Geçmişi unutamayan insanlar; zihinlerinde sürekli tekrar tekrar geçmişi yaşatırlar. Kendi zihinlerinde geçmişte yaşadığı olaylara ilişkin devamlı bir mücadele vardır. Bu olayları sürekli olarak kendilerine hatırlatarak geçmişte saplanıp kalırlar. Geçmişimizle hesaplaşmaya çalışmak işlevsizdir. Anda kalmayıp; anın getirdiklerini fark edemiyor olmak ve sonuçta anı kaçırdığı için insanın kendisini mutsuzluk döngüsünün içinde bulmasına neden olur. Geçmişteki hatalardan; yaşanmışlıklardan çekilen acılardan; kavgalardan kurtulmanın tek yolu; geçmişin geçmişte kaldığını kendimize hatırlatarak bu konuyu değiştiremeyeceğimizi farkında olmak ve iyisiyle kötüsüyle geçmişi kabul edebilmektir. Her ne kadar kolay olmasada insanın dünyada kendisine yapabileceği en büyük iyiliklerden biridir; kabullenebilmek. Zorlukları; mutsuzlukları; başımıza gelen olumsuzlukları kabul etmek; insanın ruhsal dayanıklılığını arttırır. İnsan; dünyadaki acıları ve karanlığı kabul ettiği ölçüde güçlenir; olgunlaşır ve büyür.
Kabullenmek yenilgi değildir. Kabullenmek geçmişin yüklerinden kurtulabilmemize yardım eder. İnsan olduğumuzu; hata yapabileceğimizi; zaman zaman çaresiz kalabileceğimizi ve her problemi çözemeyeceğimizi fark edersek ve kendimizi; geçmişimizi; olduğumuz gibi kabul edersek ancak o zaman içimizde tarifsiz bir güç hissedebiliriz. Kabul etmediğimiz; zihnimizde sürekli savaş verdiğimiz bir konuyu nasıl atlatabiliriz ki? Kabullenirsek zihnimizde geçmişte verdiğimiz mücadele biter ve yolumuza devam edebiliriz. Birçok insan geçmişte başına gelenlerle ilgili sürekli kendine; Neden bunları yaşadım? Sorusunu sorar. Bazen öyle olması gerekir ve olur. Yaşamış olduğumuz olumsuzluklar bizim suçumuz ya da yaptığımız şeylerin sonucu olmayabilir. Olumsuzluklar sadece bizim başımıza gelmez.
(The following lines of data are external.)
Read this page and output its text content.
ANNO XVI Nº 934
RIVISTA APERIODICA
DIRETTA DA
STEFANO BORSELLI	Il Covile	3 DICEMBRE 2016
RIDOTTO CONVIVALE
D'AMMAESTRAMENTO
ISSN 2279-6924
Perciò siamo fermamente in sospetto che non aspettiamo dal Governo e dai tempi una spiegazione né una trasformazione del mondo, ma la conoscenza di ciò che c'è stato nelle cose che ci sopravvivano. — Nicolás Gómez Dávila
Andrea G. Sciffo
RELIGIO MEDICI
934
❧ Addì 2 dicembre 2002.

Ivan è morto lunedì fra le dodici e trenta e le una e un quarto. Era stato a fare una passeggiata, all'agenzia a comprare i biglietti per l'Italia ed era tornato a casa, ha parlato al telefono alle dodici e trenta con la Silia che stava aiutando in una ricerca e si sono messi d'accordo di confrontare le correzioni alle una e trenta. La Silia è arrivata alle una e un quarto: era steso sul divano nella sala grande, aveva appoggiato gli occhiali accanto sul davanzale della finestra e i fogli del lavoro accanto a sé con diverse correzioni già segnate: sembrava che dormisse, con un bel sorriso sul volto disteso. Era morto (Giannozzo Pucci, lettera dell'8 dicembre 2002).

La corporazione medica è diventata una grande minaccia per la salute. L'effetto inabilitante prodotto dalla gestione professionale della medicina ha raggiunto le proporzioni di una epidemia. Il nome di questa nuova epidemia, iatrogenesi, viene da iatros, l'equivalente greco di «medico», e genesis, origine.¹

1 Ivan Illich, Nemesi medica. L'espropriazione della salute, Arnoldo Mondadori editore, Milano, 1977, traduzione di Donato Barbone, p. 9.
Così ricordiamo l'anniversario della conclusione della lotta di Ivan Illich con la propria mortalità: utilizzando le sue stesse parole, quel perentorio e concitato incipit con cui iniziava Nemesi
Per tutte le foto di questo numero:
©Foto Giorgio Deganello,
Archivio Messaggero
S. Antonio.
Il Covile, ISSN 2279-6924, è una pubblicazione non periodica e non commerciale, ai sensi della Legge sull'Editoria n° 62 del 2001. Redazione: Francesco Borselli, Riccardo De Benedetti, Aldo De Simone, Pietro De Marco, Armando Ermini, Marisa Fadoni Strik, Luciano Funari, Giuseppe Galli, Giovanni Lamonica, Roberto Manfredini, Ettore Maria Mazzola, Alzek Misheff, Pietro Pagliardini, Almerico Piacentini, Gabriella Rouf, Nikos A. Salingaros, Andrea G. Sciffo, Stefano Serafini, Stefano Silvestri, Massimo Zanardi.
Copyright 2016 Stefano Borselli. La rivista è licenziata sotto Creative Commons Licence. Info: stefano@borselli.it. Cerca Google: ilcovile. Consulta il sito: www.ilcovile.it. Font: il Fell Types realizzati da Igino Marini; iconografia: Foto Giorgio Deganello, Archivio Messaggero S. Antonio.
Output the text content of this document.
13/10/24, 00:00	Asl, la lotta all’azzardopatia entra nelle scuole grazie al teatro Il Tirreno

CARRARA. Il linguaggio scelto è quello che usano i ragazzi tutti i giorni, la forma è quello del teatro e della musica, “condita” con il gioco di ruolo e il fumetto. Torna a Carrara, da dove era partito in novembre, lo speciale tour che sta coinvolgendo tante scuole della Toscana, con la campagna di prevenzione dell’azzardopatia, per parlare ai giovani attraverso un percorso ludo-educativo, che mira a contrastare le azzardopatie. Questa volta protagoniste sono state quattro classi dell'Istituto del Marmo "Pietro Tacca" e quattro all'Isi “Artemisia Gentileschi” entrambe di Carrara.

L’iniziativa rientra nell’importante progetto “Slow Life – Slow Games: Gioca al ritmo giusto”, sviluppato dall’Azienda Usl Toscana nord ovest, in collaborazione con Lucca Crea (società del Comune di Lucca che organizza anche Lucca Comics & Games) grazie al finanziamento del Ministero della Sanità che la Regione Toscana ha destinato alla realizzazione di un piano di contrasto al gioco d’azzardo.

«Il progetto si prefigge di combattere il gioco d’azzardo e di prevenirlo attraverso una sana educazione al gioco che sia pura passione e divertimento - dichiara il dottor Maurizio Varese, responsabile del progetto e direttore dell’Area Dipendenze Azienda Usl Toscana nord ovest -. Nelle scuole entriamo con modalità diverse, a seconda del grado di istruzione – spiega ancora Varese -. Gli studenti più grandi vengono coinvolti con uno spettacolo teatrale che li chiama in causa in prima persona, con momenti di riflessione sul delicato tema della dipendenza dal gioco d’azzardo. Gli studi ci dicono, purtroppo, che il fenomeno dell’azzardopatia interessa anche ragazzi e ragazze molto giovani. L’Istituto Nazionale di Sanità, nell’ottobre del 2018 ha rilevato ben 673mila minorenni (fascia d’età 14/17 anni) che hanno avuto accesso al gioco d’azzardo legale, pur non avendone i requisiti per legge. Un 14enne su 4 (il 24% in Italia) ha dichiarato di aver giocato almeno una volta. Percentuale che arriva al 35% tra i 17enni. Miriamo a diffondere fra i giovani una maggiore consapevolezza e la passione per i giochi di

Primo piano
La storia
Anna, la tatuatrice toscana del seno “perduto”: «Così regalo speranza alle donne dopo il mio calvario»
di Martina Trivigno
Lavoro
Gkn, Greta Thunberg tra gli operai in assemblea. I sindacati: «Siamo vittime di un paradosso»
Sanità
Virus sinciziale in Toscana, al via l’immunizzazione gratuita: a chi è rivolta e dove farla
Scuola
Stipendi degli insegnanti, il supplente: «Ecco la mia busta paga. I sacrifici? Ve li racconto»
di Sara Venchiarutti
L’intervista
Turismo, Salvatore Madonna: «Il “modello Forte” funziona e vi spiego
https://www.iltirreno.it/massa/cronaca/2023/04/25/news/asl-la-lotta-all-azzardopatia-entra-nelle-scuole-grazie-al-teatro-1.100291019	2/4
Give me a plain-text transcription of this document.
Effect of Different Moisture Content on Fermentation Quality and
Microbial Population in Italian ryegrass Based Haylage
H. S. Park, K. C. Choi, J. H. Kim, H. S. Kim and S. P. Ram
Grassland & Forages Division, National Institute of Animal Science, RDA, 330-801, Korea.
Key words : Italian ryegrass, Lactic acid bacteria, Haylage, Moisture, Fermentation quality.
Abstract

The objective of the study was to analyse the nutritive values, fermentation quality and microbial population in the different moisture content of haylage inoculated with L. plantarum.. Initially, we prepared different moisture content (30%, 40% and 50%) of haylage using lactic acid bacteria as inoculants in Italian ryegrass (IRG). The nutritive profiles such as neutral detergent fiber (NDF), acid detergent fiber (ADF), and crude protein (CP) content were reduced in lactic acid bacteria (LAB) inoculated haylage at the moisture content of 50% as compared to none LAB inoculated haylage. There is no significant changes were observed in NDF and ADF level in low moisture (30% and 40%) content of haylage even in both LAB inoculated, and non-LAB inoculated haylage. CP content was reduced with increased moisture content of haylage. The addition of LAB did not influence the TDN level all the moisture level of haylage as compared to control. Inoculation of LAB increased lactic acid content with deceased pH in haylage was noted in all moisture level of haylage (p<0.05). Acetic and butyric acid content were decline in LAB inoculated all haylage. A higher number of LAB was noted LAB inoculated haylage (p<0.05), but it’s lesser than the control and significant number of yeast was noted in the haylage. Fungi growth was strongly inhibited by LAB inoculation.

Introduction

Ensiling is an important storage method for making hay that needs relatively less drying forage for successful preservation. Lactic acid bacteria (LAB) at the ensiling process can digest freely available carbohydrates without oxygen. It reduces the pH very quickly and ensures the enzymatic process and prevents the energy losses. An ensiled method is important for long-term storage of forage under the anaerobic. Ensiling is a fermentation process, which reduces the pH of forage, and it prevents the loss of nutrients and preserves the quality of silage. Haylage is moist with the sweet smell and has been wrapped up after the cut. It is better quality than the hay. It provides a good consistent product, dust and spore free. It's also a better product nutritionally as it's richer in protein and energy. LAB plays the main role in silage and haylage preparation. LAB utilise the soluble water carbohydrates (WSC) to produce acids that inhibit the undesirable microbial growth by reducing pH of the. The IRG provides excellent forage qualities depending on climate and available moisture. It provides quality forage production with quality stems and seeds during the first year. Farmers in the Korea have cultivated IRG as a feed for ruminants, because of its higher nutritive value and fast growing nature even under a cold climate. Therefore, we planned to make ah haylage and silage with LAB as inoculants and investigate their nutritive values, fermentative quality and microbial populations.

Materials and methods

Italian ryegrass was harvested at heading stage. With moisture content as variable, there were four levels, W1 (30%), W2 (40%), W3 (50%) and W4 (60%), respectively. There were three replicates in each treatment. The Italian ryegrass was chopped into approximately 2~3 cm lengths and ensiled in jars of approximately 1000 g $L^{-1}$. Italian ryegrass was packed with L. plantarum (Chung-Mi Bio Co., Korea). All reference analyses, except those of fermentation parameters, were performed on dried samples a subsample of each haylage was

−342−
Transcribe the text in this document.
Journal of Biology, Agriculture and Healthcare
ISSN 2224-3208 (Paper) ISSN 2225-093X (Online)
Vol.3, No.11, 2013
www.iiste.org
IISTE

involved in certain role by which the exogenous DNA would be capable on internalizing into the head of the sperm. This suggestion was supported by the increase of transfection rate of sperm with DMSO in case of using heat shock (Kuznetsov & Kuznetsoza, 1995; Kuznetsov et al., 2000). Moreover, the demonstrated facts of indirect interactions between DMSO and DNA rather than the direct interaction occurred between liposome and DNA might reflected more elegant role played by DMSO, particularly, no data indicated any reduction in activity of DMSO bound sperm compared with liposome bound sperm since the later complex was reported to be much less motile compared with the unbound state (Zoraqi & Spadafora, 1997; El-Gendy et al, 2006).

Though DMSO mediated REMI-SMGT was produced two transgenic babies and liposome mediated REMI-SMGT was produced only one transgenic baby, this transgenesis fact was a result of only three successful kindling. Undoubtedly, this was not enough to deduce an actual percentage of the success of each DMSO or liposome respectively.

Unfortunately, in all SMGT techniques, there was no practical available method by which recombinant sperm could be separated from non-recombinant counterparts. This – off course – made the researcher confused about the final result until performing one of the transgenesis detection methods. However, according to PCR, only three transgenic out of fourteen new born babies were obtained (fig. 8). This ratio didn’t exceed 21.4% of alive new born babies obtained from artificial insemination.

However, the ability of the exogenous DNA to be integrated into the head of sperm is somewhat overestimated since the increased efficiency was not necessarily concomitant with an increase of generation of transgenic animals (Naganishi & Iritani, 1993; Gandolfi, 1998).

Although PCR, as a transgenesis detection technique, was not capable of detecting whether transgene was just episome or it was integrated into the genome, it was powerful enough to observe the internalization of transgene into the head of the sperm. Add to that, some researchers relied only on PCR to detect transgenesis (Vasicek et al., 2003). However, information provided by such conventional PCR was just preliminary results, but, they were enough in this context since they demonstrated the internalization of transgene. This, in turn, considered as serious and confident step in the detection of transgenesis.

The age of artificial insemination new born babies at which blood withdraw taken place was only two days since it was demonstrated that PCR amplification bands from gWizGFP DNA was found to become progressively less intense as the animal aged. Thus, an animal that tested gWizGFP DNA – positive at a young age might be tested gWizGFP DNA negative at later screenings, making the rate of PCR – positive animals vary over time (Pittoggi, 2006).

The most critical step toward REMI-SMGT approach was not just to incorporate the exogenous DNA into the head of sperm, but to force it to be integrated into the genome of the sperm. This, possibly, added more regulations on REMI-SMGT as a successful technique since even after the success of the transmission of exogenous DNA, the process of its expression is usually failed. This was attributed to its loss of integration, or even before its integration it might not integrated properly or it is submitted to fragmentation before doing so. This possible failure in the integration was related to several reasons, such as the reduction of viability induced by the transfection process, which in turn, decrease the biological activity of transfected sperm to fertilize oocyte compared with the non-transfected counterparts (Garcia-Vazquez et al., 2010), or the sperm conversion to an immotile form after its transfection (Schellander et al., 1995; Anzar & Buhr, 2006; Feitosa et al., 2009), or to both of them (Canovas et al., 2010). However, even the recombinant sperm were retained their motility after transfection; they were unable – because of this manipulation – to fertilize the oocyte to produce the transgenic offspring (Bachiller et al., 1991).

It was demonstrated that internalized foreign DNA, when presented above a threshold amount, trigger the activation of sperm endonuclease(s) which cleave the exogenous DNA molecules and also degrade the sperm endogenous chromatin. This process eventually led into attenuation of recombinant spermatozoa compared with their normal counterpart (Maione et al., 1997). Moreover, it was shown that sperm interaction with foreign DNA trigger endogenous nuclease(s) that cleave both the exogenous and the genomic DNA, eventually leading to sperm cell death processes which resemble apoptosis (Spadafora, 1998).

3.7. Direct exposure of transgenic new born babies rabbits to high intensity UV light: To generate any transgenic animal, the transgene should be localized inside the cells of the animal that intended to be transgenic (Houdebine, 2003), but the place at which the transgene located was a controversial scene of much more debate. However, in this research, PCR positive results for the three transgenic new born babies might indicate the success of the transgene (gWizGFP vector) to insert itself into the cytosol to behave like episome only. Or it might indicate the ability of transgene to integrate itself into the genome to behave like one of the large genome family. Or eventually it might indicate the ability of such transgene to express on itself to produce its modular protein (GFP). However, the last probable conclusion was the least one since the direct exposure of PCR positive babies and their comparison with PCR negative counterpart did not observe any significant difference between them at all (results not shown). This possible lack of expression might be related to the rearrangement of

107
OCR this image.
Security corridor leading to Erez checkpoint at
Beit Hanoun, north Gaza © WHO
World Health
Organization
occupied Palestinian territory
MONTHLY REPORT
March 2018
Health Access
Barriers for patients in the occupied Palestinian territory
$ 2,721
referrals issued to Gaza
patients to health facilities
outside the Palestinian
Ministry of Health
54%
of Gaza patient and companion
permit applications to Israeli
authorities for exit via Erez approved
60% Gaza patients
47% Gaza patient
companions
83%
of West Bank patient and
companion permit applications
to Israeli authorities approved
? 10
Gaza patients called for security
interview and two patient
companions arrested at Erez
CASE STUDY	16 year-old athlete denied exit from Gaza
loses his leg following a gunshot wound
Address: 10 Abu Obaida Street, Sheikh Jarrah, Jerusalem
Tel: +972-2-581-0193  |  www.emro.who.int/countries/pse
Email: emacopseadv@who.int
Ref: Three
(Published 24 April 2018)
Aslında birçok sorun birçok insan tarafından ortak yaşanır ama biz sadece bizim başımıza geldiğini sanırız. Keşke yapmasaydım. Keşke gitmeseydim. Ah keşke tanışmamış olsaydım; deriz. Keşkeler sadece bugünkü vaktimizden çalar. Geçmişte yaşanan olumsuzluklar; çoğu zaman yaşayanın içinde o kişinin hayatını etkilemeye ve geçmişin hatıralarıyla bugününü mahvetmeye devam eder. İnsan geçmişte elinde olmayan sebeplerle olumsuzluklar yaşamış olabilir hayattaki her şeyi kontrol edemeyiz; bizim gücümüzün; tahammülümüzün ve sorumluluklarımızın da bir sınırı vardır. Geçmişte yaşadığımız olumsuzlukların etkisini devam ettirip şu anımızı zehir etmesine izin vermemeliyiz. Geçmişte olması gereken bazı şeyler oldu artık yapacak bir şey yok. Geçmişte yaşadıklarım yüzünden bu anımı mahvedemem diyerek insan olduğumuzu; hatalar yapabileceğimizi farkında olabilmek gerekiyor. Önemli olan; başımıza gelenleri kabullenebilmek. Kendimize ben bunu yaşadım; şimdi ne yapacağım sorusunu sorabilmek.
Başımıza gelen olumsuzlukları kabullendiğimiz gibi gelmeyenleri de kabullenmeliyiz. Geçmişle ilgili bir problemimiz yoktur. Bir amaç için uğraşırız. Olmayabilir; her şeyi yapabilmemiz mümkün değil. Kapasitemiz her iş için uygun değil; belki de hazır değilizdir. Ne yaparsak yapalım olmuyorsa hala zamanı gelmemiştir. Bazen biz ne yaparsak yapalım olmaz. Biz çok çaba göstersek bile elimizde olmayan sebeplerden dolayı bazı şeyler olmayabilir. Hayatı bütünüyle kontrol edemeyiz. Elimizde olmayan sebeplerden dolayı yapamadıklarımız için kendimizi suçlamak kendimize yaptığımız en büyük haksızlıklardan biridir. Elimizden gelen gayreti gösterdiğimiz halde bazı şeyler olmuyorsa zamanı değil diyerek kabullenebilmek çok önemli. Bir noktada değiştiremediğimiz şeyleri kabullenebilmek bizi iyileştiriyor.